Journal
Five ways to step back from overwhelm
Overwhelm - that familiar feeling of everything going too fast, there being too much to do, too many options, too many noisy opinions - is in many ways a justified reaction to the world we live in. We do live too fast. we do have too many options. And then there is the environmental mess we are in, and the state of world politics . . .
Wrapping ourselves up in a ball of overwhelm and hibernating under the duvet with a box set can seem the most sensible option.
And yet it is exhausting, joyless and guarantees that we get absolutely nothing done. It doesn't go away because we close the door and ignore it, it just gets worse.
I believe that Overwhelm - with the capital O - is like Burnout. It isn't until it has taken over your life that you notice it, and it isn't till you start to fight it that you see how big it is.
Last month I came off a coaching call with my business coach sobbing at the sheer difficulty of life. It had been a summer of stress, nothing major but a constant background of health and personal decisions and dead ends which, alongside the constant effort of running a business, and the crazy decisions that seem to be being made in the world, just wore me out.
The overwhelm left me unable to make the smallest decision, take the tiniest action. Everything seemed too hard. I wanted nothing more than a handy adult to come and make all decisions for me. And let me sleep.
I was incredibly lucky - the sobbing in bed happened three days before I went on holiday and I was able to take almost 2 weeks to reverse the overwhelm and begin again.
This is what I did.
1. Stop the influx.
A lot of my overwhelm came from external noise - politics, being in environmental Facebook groups, twitter, podcasts, instagram. It came from spending my time listening and absorbing and reacting rather than acting, researching and producing.
I went cold turkey - no podcasts telling me what to do, no rolling news, no Facebook Groups arguing or posting polarised views, no watching the car crash pettiness of twitter threads.
I still wanted to be informed - I feel that is the responsibility of a citizen - so I decided that if it involved drama in any way (the leaked reports, the close sources, the big clickbait headline) I would immediately switch off.
I used the off switch, the mute button, the opportunity to unfold and unsubscribe to remove the high pitched drama from my life.
Instead I read books.
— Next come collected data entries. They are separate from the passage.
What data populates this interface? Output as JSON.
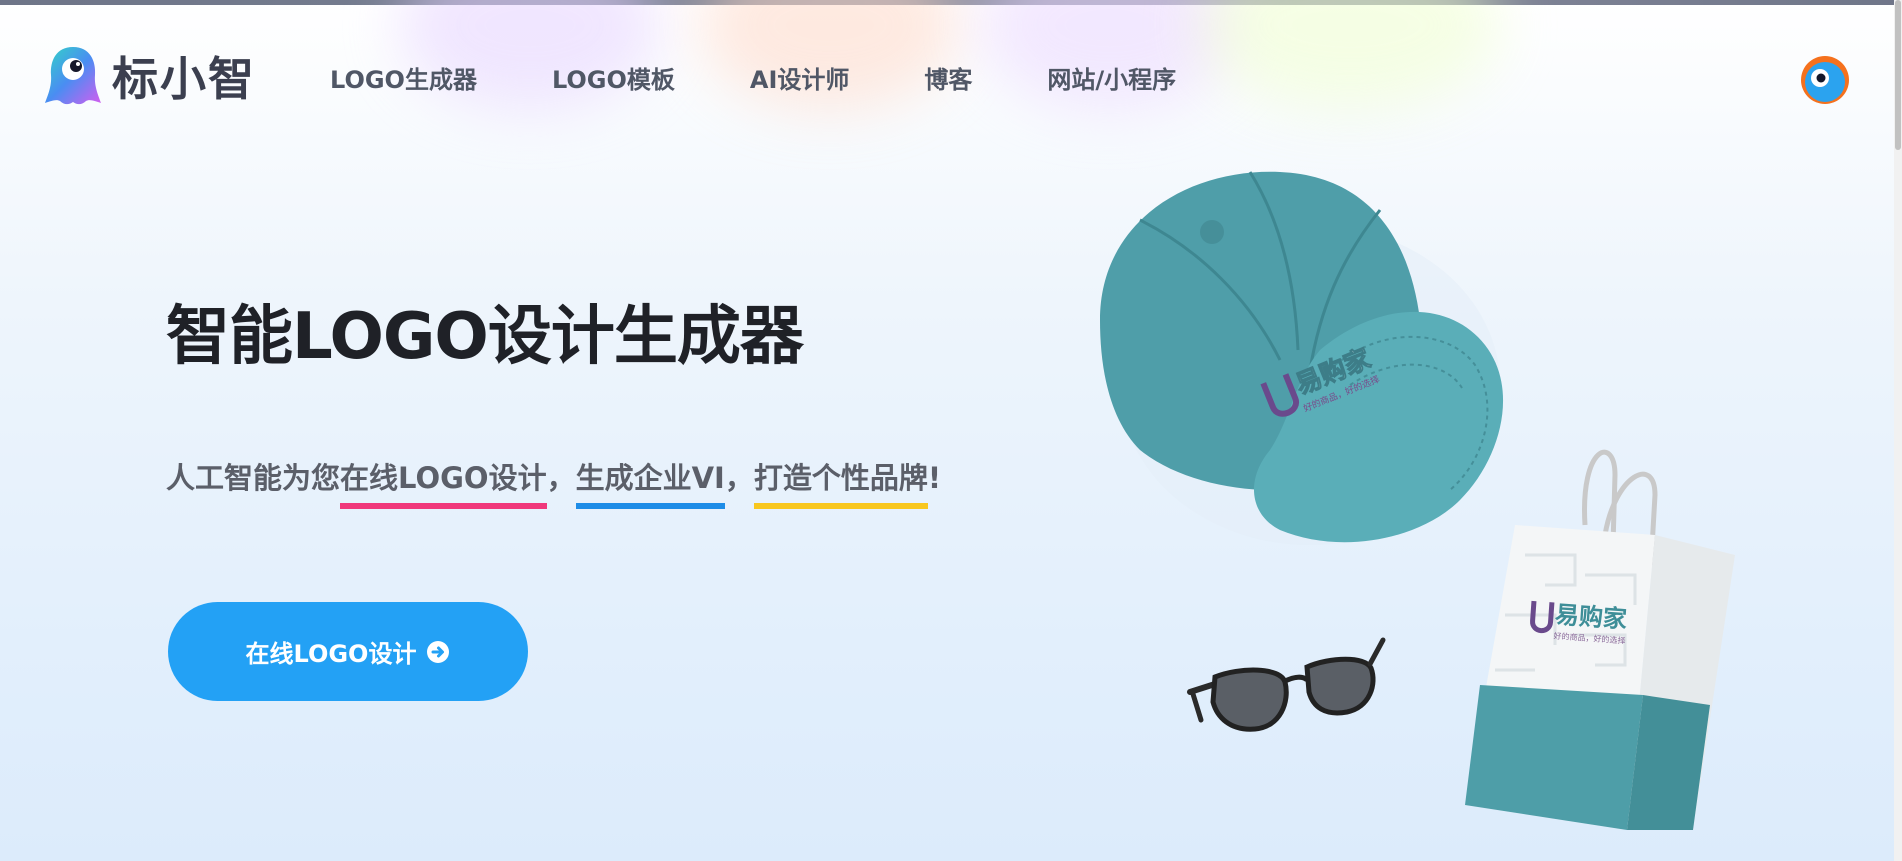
{
  "brand": {
    "name": "标小智"
  },
  "nav": {
    "items": [
      {
        "label": "LOGO生成器"
      },
      {
        "label": "LOGO模板"
      },
      {
        "label": "AI设计师"
      },
      {
        "label": "博客"
      },
      {
        "label": "网站/小程序"
      }
    ]
  },
  "hero": {
    "title": "智能LOGO设计生成器",
    "subtitle": {
      "prefix": "人工智能为您",
      "part1": "在线LOGO设计",
      "sep1": "，",
      "part2": "生成企业VI",
      "sep2": "，",
      "part3": "打造个性品牌",
      "suffix": "!"
    },
    "cta_label": "在线LOGO设计"
  },
  "mockups": {
    "brand_name": "易购家",
    "tagline": "好的商品，好的选择"
  },
  "colors": {
    "accent": "#23a1f5",
    "underline_pink": "#f0387b",
    "underline_blue": "#1e8de7",
    "underline_yellow": "#f8c71f",
    "product_teal": "#4e9da8"
  }
}
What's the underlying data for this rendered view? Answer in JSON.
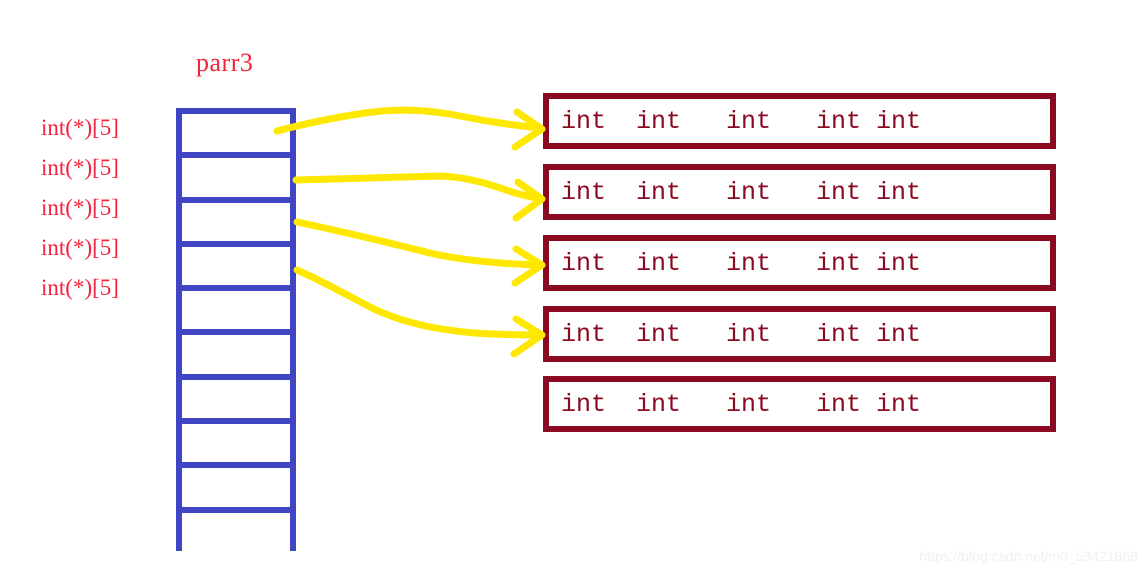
{
  "diagram": {
    "title_label": "parr3",
    "watermark": "https://blog.csdn.net/m0_53421868",
    "colors": {
      "red_text": "#f2253a",
      "blue_box": "#4045c4",
      "maroon_box": "#8a0b21",
      "arrow_yellow": "#ffe800",
      "background": "#ffffff",
      "watermark": "#f0f0f0"
    },
    "pointer_array": {
      "name": "parr3",
      "cell_count": 10,
      "type_labels": [
        "int(*)[5]",
        "int(*)[5]",
        "int(*)[5]",
        "int(*)[5]",
        "int(*)[5]"
      ]
    },
    "int_rows": [
      {
        "text": "int  int   int   int int"
      },
      {
        "text": "int  int   int   int int"
      },
      {
        "text": "int  int   int   int int"
      },
      {
        "text": "int  int   int   int int"
      },
      {
        "text": "int  int   int   int int"
      }
    ],
    "arrows": [
      {
        "label": "pointer-0-to-row-0"
      },
      {
        "label": "pointer-1-to-row-1"
      },
      {
        "label": "pointer-2-to-row-2"
      },
      {
        "label": "pointer-3-to-row-3"
      }
    ]
  }
}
I missed precisely nothing.
2. Clear the mind.
For some people this is meditation or yoga or running. For me it is a thing called Soft Fascination.
Soft fascination is the the thing that happens to the brain when you sit still and watch something gently moving without a plot. The examples most often given are sunrise and sunset, waves on a beach - but it can equally be bees on flowers, or car lights on a road seen from a bridge, or clouds scudding across the sky. It just needs to be something where your eyes are engaged but your brain doesn't have to do any processing. Just sit and do nothing and watch for 15 minutes and feel your brain empty and relax.
I also really recommend Yoga Nidra - a guided meditation which encourages a state between conscious and unconscious.
I personally find the rhythm of walking engages my brain into complicated conversations so it doesn't work as soft fascination for me, but I understand that it works for people with a less argumentative mind.
3. Mind your language
Looking back, one of the clear signs that I was becoming overwhelmed was a change in the words I used to described things. The things I do everyday - in a life I have chosen because I love it - became 'chores'. The idea that it is 'a chore' to feed chickens or to harvest tomatoes is ridiculous - they are two of the great joys of my day.
I also began to big up my 'busy-ness'. In reality - when I am being true to myself - I do not rate being busy as a good thing. It is a term we often use to make ourselves feel useful, productive, important - whereas I do not believe that our personal value is in any ways related to how busy we are.
And yet - as the weeks went on I kept hearing myself describe how busy I was, how much there was to do . . .all those chickens . . . all those tomatoes . . .
It should have been a warning. Now I have removed 'busy' from the words I will use to describe my day - because the alternatives 'full', 'engaged', 'active' all sound so much cheerier.
4. Curb Your To Do list.
In much the same way as the words I was using, my to do list should have been a warning. I began to put everything on there - not just the things I needed to remember. So routine things, things I do every single day without planning or thinking - like feeding the animals, lighting the fires, doing laundry, making beds, cooking - went onto my to do list. And suddenly it looked massive, daunting, overwhelming - just reading through it made me want to nap. Just because it was down there in an external bossy form.
Now I don't have a To Do list, instead I have a Priorities list - 3 things that are priorities for that day - alongside any reminders (which get their own column). Once they are done, I'm done.
And surprise, surprise the animals have not starved and the house is not freezing and I've not felt as though I'm being bossed about by a list of chores.
5. Take action.
Just as Overwhelm is the enemy of action - making us exhausted and passive - so Action is the enemy of Overwhelm. I resolved that in all the areas where I feel overwhelm I take action. One of the things that was overwhelming me was options - how do you know that this particular action is the best way to make a difference when the scale of issues is so big? How do I know where to begin in making the changes to the website when there are so many things wrong?
I resolved that it matters less what the action is than that I take action. Any action.
And that I surround myself with other people taking action too. Getting on with things.